Une abstention massive, un parti présidentiel peu implanté, une petite performance du Rassemblement national, des sortants souvent reconduits... Les questions après ces régionales sont multiples. Mais surtout : indiquent-elles un désamour des citoyens pour leurs institutions politiques ?
- Raphaël Challier doctorant en sociologie à l’université Paris-8 et membre du laboratoire Centre de recherches sociologiques et politiques de Paris,auteur d’une enquête de terrain sur les "gilets jaunes" en Lorraine
- Frédéric Says journaliste à la rédaction internationale de Radio France
- Jean Garrigues historien, président du comité d'histoire parlementaire, membre de la commission "Les lumières à l'ère numérique"
- Stéphane Robert Chef du service politique de la rédaction de France Culture
Un parti présidentiel qui apparaît comme affaibli et peu implanté, une extrême-droite qui reste sur sa faim, et un clivage droite-gauche finalement structurant alors qu’on le croyait dépassé. Les leçons à tirer de ces régionales sont nombreuses, d’autant plus qu’elles peuvent avoir une influence sur les prochaines élections présidentielles. À droite, Xavier Bertrand, réélu dans les Hauts-de-France a lancé suite à sa victoire : « Ce résultat me donne la force d’aller à la rencontre de tous les Français ». La gauche, elle, vérifie que si elle n’est pas gage de victoire, la stratégie d’union lui réussit plutôt bien.

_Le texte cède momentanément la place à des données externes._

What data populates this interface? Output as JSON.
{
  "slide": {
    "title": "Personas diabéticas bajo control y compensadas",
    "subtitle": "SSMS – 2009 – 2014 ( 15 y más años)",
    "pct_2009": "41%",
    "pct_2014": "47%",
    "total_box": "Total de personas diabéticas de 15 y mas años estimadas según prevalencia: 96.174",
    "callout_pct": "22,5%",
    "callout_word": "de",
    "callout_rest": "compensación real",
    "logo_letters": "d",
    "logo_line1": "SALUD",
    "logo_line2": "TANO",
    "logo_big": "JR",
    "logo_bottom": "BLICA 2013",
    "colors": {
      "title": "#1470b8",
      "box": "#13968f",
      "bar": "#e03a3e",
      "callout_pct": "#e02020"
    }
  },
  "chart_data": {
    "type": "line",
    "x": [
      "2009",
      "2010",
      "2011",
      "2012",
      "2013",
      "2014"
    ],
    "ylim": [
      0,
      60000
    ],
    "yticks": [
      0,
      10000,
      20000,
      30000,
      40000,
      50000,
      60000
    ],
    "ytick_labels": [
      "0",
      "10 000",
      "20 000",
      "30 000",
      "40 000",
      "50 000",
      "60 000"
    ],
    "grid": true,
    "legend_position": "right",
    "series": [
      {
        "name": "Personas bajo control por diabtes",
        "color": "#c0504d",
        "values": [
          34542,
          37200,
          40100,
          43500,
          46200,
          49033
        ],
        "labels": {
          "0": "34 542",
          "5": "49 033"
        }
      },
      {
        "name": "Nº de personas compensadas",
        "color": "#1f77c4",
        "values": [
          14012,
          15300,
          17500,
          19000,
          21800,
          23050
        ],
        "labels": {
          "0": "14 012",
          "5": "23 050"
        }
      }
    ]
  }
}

Ce scrutin restera marqué par un taux d’abstention record lors des deux tours. Depuis deux décennies, la classe politique s’alarme d’une désaffection qui ne fait que se confirmer, d’élection en élection. « Une démocratie sans électeur n’est pas une démocratie », a souligné le chef de file de La France insoumise (LFI), Jean-Luc Mélenchon.
Pour certains, les manœuvres politiques des directions partisanes sont venues polluer le caractère local de ces dernières élections. La sécurité s’est ainsi imposée comme un sujet majeur des débats, alors même que les régions n’ont pas ou peu de compétences en la matière.
Les résultats de ces régionales soulèvent alors des questions profondes liées à la force des partis dans le pays, et à l’intérêt des citoyens pour leurs institutions politiques.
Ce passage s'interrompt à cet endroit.